# CARPOOLING TO CALIFUR!!



## DioDraco (Apr 12, 2007)

hey guys, I'm in the bay area. and I'm thinking of driving all da way down to califur in the LA area!!

I will have ample space for FOUR riders, and trunk space for some luggage [fursuiters....I can put secure trunks up top, but there won't be much space for tons of luggage. unless you are willing to pay for the extra space.  I want at least 1 to consider the commute, if not, it will be cheaper for me to fly.  however I WANT to make the drive, cause driving is fun, and I might get to make friends!

if you or know anyone going to Calfur this early May, and you live in the san francisco bay area, [closer to oakland the better. PLEASE PLEASE, get ahold of me pronto!  email me at [meo1259 at hotmail dot com]  
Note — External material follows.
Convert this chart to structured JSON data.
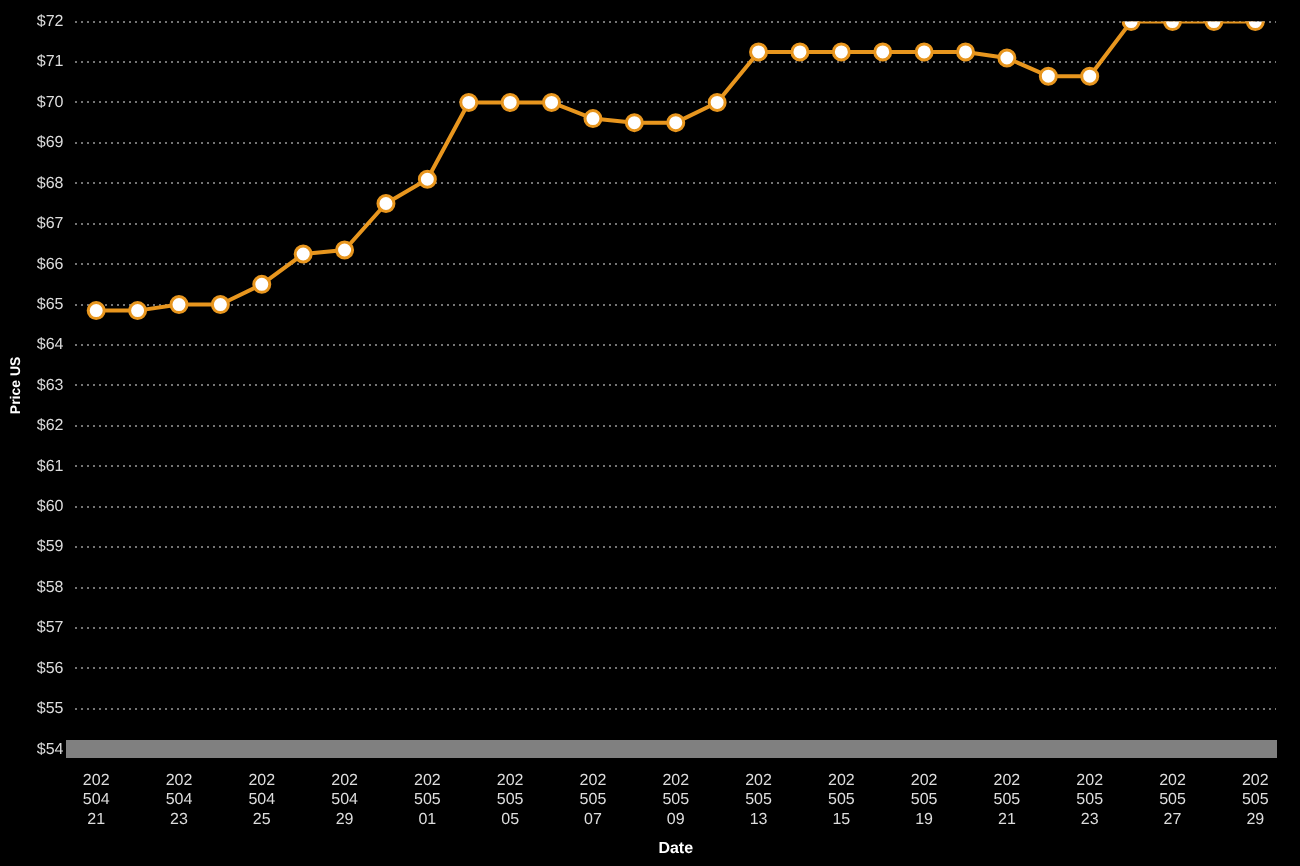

pleast help me not have to book plain tickets! such a hassle!


----------



## HotActionYiffFur (Apr 13, 2007)

If there was something closer to where I love I'd maybe go. California is just too far away.


----------



## DioDraco (Apr 13, 2007)

I imagine so, but I did specify that I was in the bay area. so I'd be hoping for fellow bay area furs to join in.


----------



## dirtyvonteese (Jun 10, 2007)

Im in sacramento....Im like the only norcal fur that I know! *pouts*


----------



## SheppyPuppy (Jun 10, 2007)

Aw, man, I would, if I didn't live on the complete other side of the country.


----------



## Summercat (Jun 13, 2007)

Except Califur occurs in May, and you two are replying in June 

A little too late, eh?

~Bengaley Summercat


----------



## SheppyPuppy (Jun 13, 2007)

Nonsense! There's always next year!


----------



## Summercat (Jun 19, 2007)

Shepard said:
			
		

> Nonsense! There's always next year!



*snicker* Start planning ^_^


----------